Yale engineers are “shaping” the future of nanodevice manufacturing by developing nanoscale molds made from amorphous metals – a.k.a. bulk metallic glasses. Opening the door to mass nanofabrication processes, their work may also enable higher-density computer chips, faster microprocessors, better biosensors and more. Research is led by Jan Schroers, a professor of mechanical engineering in Yale’s School of Engineering and Applied Science. Reporting in the February 12 edition of Nature, Schroers says the “success and proliferation” of nanotechnology fabrication depends on “robust and durable master molds.”

Currently, however, most nanomolds are comprised of silicon or metal – two materials that offer significant mold-making limitations. For example, silicon molds can capture fairly fine detail, but they’re brittle and seldom last longer than 100 uses. Metal molds last longer, but the grains in their crystalline structures interfere with imprinting details on their surfaces. Where silicon and metal fail, however, bulk metallic glasses or “BMGs” succeed. Cooled rapidly, they don’t form crystal structures and, so, don’t have “grains” as metals do. “Although they seem solid,” Schroers says, “they are more like a very slow-flowing liquid that has no structure beyond the atomic level – making them ideal for molding fine details.” BMGs also have the “pliability of plastics at moderately elevated temperatures, but they are stronger and more resilient than steel or metals at normal working temperatures,” Schroers reports.

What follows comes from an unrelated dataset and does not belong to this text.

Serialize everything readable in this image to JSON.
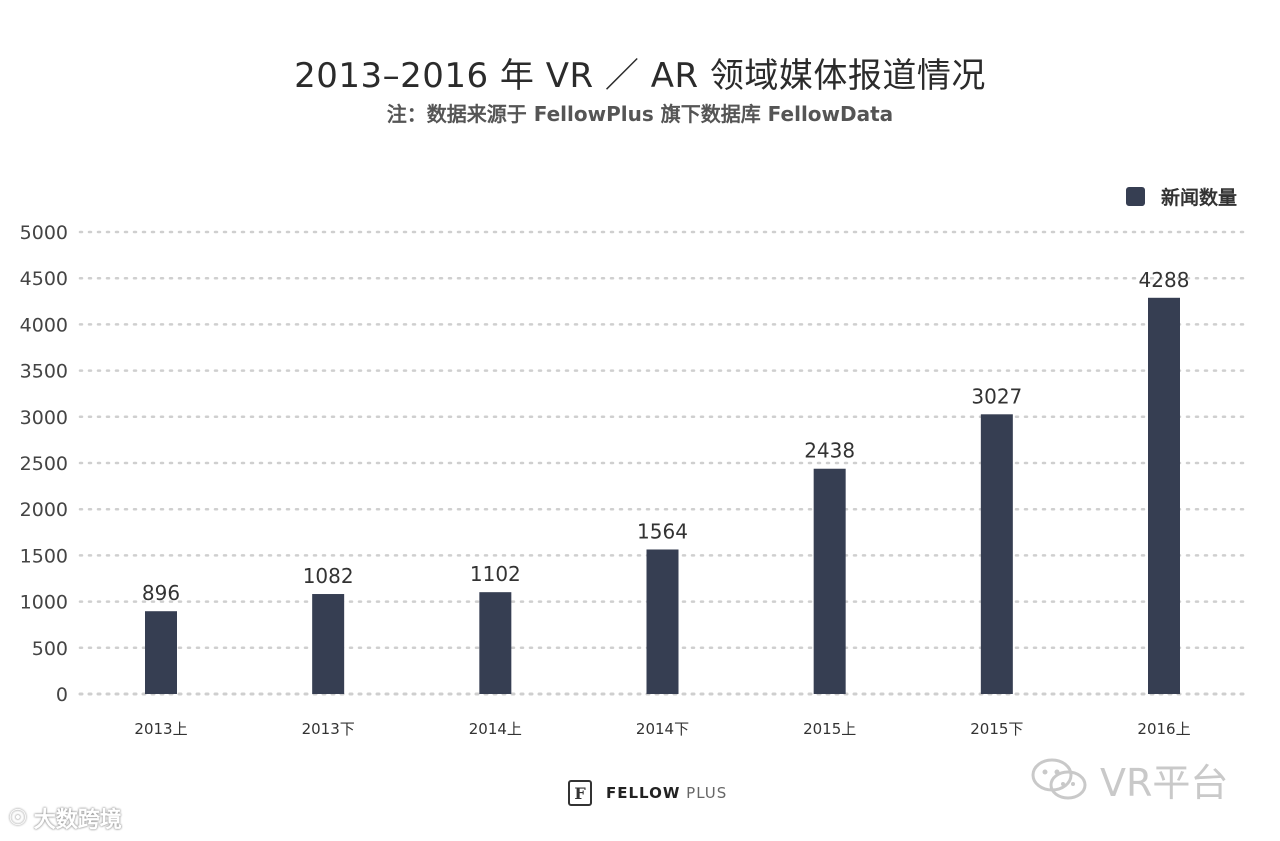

BMG molds can be  “can be used millions of times to pattern materials, including polymers like those used to make DVDs,” he says, noting the Yale team had used them to fabricate a range of three-dimensional microparts, including tweezers, gears, scalpels and more. He reports confronting only one major hurdle – finding a way to get material to release intact from a BMG mold. “Surfaces of liquid metals exhibit high surface tension and capillary effects that can interfere in the molding,” he explains. Golden Kumar, a postdoctoral team member, found the solution. “By altering the mold-BMG combination,” Kumar was able to “create surfaces so that the atoms take advantage of their favorable interaction with the mold – to both fill the mold and then release the product,” according to the Yale Bulletin. This solution reportedly has enabled the nano-patterning of details as small as 13 nanometers. Schroers believes even finer detail can be replicated in the future. “Theoretically,” he says “the size limit is the size of a single atom.”